Two out of ten U.S. Senate offices in the Pacific Northwest are being contested this election cycle. One is in Montana. The other, of course, is in Washington. Democrats are leading both races.
Democrat John Tester is leading incumbent Republican Conrad Burns in the Big Sky in what is a referendum on Burns (and Bush). The Republicans have promised to spend $10 million in the state, and Tester hopes to match it.
That's more than $20 per person -- and who knows how much per vote, since the electorate will be plenty turned off by November. Last cycle, Tom Daschle and John Thune conducted a media- and mail-a-thon in South Dakota and did little more for the Republic than give folks plenty of fire starter for the winter.
Burns is directly connected to indicted lobbyist Jack Abramoff. In an interview with Vanity Fair magazine, Abramoff said he and his staff were cozy with the Burns office, in a relationship that paid off in appropriations for clients.

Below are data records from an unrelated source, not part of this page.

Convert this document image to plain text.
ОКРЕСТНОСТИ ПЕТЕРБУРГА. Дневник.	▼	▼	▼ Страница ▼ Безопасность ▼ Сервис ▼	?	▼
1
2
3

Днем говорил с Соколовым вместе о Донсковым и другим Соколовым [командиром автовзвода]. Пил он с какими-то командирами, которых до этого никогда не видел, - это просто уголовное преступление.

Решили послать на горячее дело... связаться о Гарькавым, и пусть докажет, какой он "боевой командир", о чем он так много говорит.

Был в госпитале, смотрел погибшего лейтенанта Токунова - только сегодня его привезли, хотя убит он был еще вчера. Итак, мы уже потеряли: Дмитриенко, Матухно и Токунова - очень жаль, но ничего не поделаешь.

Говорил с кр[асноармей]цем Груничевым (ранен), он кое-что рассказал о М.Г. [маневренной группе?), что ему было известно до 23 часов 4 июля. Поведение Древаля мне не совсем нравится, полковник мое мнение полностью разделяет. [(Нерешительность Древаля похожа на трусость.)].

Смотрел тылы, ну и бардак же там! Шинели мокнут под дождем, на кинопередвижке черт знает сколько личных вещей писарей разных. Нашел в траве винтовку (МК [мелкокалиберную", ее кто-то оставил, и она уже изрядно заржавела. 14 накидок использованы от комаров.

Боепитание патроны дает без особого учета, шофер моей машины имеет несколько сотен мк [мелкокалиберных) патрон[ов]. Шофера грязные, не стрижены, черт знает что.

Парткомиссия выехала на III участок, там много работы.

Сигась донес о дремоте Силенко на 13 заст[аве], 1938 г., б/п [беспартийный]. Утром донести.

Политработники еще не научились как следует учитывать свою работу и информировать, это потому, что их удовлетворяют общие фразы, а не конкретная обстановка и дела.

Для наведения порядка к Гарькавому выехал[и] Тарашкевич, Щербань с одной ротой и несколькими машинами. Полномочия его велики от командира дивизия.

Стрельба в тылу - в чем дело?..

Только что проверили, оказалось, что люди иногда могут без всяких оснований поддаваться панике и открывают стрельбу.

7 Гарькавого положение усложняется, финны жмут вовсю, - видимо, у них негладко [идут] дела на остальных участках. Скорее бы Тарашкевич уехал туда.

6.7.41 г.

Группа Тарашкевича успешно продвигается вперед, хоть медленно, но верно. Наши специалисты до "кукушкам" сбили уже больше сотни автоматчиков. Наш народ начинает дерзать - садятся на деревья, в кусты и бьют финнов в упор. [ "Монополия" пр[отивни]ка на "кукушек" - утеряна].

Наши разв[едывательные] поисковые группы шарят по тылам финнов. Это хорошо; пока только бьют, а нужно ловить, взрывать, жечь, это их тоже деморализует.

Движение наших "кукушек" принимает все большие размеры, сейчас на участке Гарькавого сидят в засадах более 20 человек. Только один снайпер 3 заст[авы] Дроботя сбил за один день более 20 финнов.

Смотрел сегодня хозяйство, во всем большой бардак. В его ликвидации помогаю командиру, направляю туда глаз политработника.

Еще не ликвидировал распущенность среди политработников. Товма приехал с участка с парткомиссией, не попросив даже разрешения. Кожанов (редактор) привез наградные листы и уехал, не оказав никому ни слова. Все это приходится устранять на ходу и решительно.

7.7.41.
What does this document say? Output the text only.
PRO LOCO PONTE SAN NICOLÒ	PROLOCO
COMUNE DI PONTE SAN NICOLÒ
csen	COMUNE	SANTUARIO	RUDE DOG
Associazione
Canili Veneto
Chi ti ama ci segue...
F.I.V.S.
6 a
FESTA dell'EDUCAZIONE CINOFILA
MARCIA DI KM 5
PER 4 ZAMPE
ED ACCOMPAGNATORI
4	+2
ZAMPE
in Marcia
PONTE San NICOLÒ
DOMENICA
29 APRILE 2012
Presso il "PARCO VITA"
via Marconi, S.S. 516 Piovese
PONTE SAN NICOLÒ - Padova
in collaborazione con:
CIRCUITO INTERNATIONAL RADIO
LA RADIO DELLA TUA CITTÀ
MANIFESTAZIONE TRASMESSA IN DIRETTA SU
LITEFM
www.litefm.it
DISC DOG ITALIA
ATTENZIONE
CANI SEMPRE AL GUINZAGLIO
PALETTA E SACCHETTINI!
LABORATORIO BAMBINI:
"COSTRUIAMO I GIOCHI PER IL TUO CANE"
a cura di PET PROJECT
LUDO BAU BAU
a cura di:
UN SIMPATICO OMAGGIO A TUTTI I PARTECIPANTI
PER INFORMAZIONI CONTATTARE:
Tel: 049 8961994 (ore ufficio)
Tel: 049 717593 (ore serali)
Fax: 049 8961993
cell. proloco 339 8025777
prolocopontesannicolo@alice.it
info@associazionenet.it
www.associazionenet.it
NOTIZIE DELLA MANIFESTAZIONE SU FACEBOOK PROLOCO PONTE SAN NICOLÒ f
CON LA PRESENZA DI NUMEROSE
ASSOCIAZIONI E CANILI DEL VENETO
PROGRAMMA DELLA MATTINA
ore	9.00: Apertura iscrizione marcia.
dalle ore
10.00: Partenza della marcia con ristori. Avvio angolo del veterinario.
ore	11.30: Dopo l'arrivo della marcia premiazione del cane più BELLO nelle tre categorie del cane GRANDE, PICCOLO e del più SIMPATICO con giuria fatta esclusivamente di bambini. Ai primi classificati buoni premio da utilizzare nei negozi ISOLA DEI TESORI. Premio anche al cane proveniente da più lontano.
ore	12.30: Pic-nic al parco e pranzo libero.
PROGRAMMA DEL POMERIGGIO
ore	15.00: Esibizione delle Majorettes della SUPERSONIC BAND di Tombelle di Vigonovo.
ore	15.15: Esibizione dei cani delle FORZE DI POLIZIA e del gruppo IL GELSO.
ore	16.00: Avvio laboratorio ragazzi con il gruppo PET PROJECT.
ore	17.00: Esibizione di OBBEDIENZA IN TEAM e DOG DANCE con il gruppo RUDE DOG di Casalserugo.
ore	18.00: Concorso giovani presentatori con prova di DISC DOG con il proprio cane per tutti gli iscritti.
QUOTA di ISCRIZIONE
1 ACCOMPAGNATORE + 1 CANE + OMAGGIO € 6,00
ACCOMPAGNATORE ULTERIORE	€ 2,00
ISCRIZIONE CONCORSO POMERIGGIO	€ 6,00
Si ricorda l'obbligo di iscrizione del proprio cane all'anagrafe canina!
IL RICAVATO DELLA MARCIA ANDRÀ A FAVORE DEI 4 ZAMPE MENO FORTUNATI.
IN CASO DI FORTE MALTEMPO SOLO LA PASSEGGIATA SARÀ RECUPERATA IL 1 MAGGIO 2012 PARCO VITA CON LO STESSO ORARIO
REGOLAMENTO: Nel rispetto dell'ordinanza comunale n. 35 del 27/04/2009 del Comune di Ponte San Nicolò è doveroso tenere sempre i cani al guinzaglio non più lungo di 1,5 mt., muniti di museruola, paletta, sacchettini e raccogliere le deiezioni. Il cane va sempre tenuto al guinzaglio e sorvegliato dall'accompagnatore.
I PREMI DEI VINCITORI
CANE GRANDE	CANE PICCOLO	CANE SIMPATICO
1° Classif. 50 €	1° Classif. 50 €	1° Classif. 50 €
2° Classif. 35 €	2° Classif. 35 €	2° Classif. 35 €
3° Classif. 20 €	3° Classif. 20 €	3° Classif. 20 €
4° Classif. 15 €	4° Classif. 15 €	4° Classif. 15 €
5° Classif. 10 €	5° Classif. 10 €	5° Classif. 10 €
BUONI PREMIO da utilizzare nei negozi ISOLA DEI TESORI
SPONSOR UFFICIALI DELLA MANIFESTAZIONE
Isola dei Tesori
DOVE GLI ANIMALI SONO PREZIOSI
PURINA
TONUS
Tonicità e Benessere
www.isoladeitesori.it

Burns campaign has imploded mostly, however, on a series of gaffes and blunders, some of which are as embarrassing to Montanans as the corruption. Conrad lost it in front of a -- get this, in a post 9/11 world -- a group of firefighters. He attacked them for not doing their jobs effectively.

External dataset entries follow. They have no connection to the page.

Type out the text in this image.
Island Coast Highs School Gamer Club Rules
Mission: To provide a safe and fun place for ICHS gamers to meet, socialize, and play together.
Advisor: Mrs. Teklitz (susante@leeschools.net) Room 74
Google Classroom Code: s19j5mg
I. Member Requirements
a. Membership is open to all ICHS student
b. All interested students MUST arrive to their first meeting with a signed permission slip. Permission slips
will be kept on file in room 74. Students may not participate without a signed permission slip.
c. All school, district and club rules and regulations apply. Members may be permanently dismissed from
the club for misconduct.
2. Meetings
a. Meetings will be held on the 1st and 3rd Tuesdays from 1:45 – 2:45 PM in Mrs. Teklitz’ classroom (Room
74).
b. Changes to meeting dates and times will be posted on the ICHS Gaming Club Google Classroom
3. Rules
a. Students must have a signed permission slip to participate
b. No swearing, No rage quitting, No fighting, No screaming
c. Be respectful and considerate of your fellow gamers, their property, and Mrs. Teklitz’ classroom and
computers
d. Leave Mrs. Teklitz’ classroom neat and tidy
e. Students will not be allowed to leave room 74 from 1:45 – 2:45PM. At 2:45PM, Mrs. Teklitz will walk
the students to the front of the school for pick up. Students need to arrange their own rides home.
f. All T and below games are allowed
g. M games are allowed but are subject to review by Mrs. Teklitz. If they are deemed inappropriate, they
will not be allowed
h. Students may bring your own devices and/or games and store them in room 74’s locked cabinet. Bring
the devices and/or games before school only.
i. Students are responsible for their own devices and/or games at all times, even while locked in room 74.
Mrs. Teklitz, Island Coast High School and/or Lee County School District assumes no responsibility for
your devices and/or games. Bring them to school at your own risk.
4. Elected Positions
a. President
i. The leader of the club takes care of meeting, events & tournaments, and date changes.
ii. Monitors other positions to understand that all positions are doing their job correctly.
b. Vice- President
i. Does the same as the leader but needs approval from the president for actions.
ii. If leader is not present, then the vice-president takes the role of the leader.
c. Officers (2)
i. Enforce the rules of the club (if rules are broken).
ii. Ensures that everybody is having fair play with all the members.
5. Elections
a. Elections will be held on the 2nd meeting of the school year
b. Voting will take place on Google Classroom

Late last month, Burns called on the governor (rising Democrat Brian Schweitzer) to call a state of emergency for an ongoing fire. The Governor had done that a full month earlier.

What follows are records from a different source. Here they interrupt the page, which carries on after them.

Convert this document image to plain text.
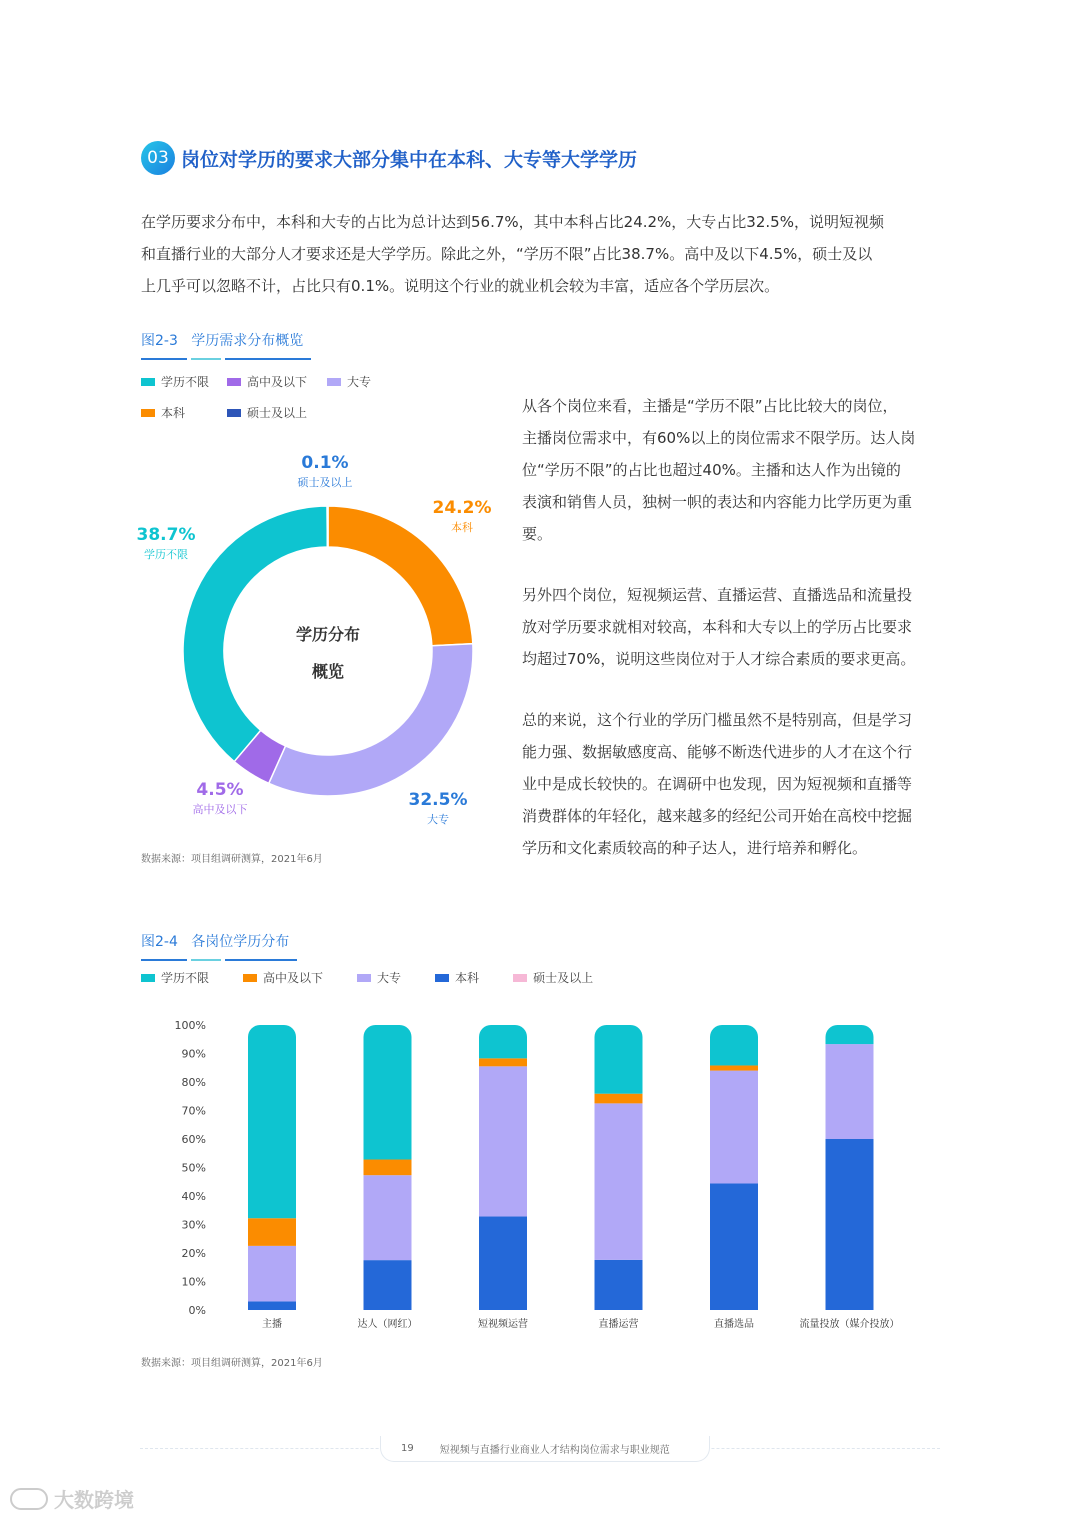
03 岗位对学历的要求大部分集中在本科、大专等大学学历
在学历要求分布中，本科和大专的占比为总计达到56.7%，其中本科占比24.2%，大专占比32.5%，说明短视频
和直播行业的大部分人才要求还是大学学历。除此之外，“学历不限”占比38.7%。高中及以下4.5%，硕士及以
上几乎可以忽略不计，占比只有0.1%。说明这个行业的就业机会较为丰富，适应各个学历层次。
图2-3 学历需求分布概览
学历不限	高中及以下	大专
本科	硕士及以上
24.2%
本科
32.5%
大专
4.5%
高中及以下
38.7%
学历不限
0.1%
硕士及以上
学历分布
概览
数据来源：项目组调研测算，2021年6月
从各个岗位来看，主播是“学历不限”占比比较大的岗位，
主播岗位需求中，有60%以上的岗位需求不限学历。达人岗
位“学历不限”的占比也超过40%。主播和达人作为出镜的
表演和销售人员，独树一帜的表达和内容能力比学历更为重
要。
另外四个岗位，短视频运营、直播运营、直播选品和流量投
放对学历要求就相对较高，本科和大专以上的学历占比要求
均超过70%，说明这些岗位对于人才综合素质的要求更高。
总的来说，这个行业的学历门槛虽然不是特别高，但是学习
能力强、数据敏感度高、能够不断迭代进步的人才在这个行
业中是成长较快的。在调研中也发现，因为短视频和直播等
消费群体的年轻化，越来越多的经纪公司开始在高校中挖掘
学历和文化素质较高的种子达人，进行培养和孵化。
图2-4 各岗位学历分布
学历不限	高中及以下	大专	本科	硕士及以上
0%
10%
20%
30%
40%
50%
60%
70%
80%
90%
100%
主播	达人（网红）	短视频运营	直播运营	直播选品	流量投放（媒介投放）
数据来源：项目组调研测算，2021年6月
19	短视频与直播行业商业人才结构岗位需求与职业规范
大数跨境
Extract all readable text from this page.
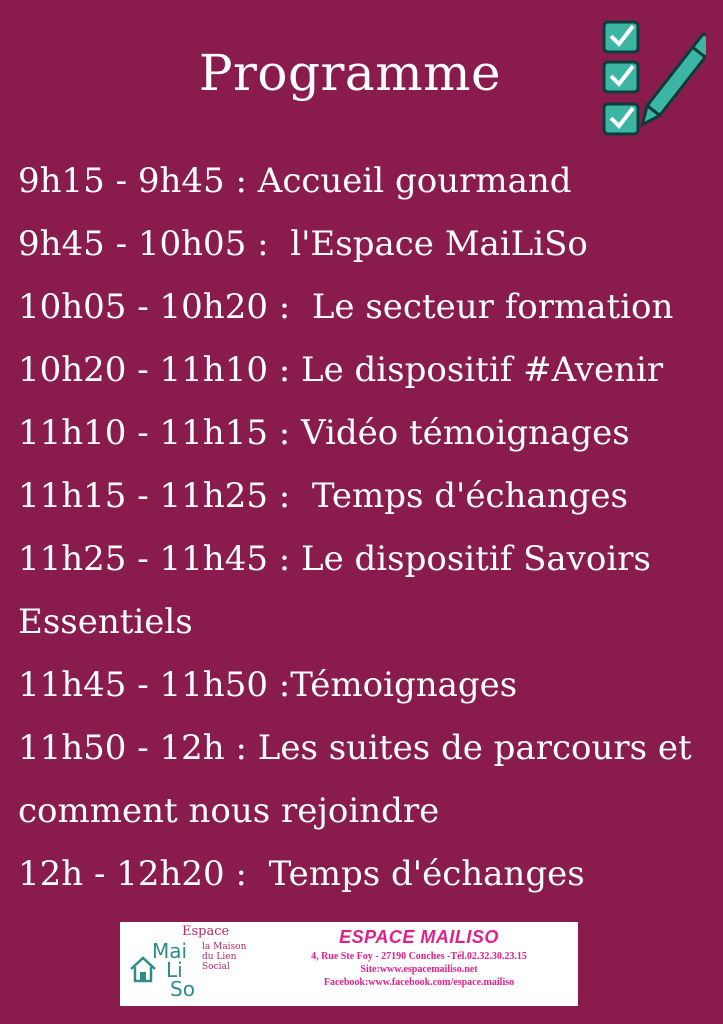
Programme
9h15 - 9h45 : Accueil gourmand
9h45 - 10h05 :  l'Espace MaiLiSo
10h05 - 10h20 :  Le secteur formation
10h20 - 11h10 : Le dispositif #Avenir
11h10 - 11h15 : Vidéo témoignages
11h15 - 11h25 :  Temps d'échanges
11h25 - 11h45 : Le dispositif Savoirs
Essentiels
11h45 - 11h50 :Témoignages
11h50 - 12h : Les suites de parcours et
comment nous rejoindre
12h - 12h20 :  Temps d'échanges
Espace
Mai
Li
So
la Maison
du Lien
Social
ESPACE MAILISO
4, Rue Ste Foy - 27190 Conches -Tél.02.32.30.23.15
Site:www.espacemailiso.net
Facebook:www.facebook.com/espace.mailiso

Then he implied his house painter, "a nice little Guatemalan man," might be illegal. His comment that the war on terror is a fight against those who "drive taxicabs in the daytime and kill at night," was ....
So it is Tester's race to lose, and he is showing no signs of doing that. In particular, to my mind, is his turning the tax question to appropriate advantage by attacking Burns for his tax hikes on education.
Tester's ‘Higher Education, Deeper Debt’ report shows the consequences of Sen. Burns’ tax increases on Montana students and their families.
Burns and other Republicans in the last budget cycle voted to cut student loan programs by $12.7 billion, ended tuition tax credits, and froze the maximum Pell Grant, the leading college scholarship program. This came at a time when the cost of tuition at Montana colleges and elsewhere is skyrocketing. Real tax increases on reall people.
Tester is a onetime public-school teacher and current president of the Montana Senate. He sports a flattop haircut and drives a pickup truck. ("Special interests will never hitch a ride in this truck).
And he currently works a farm of 1,800 acres. He was drawn into politics eight years ago as a result of the electricity deregulation fiasco which enriched Enron and gouged several Western states. Hopefully another Democrat in the Senate will mean an end to that kind of corporate feeding frenzy on America.
Should both Cantwell and Tester be elected, the Northwest's representation will be split between Democrats and Republicans.
Two Democrats from Washington, two from Montana, and one from Oregon. In the next cycle (2008) incumbents who will have to face the voters include Republican Larry Craig in Idaho, Gordon Smith in Oregon, and Ted Stevens in Alaska, along with Democrat Max Baucus in Montana.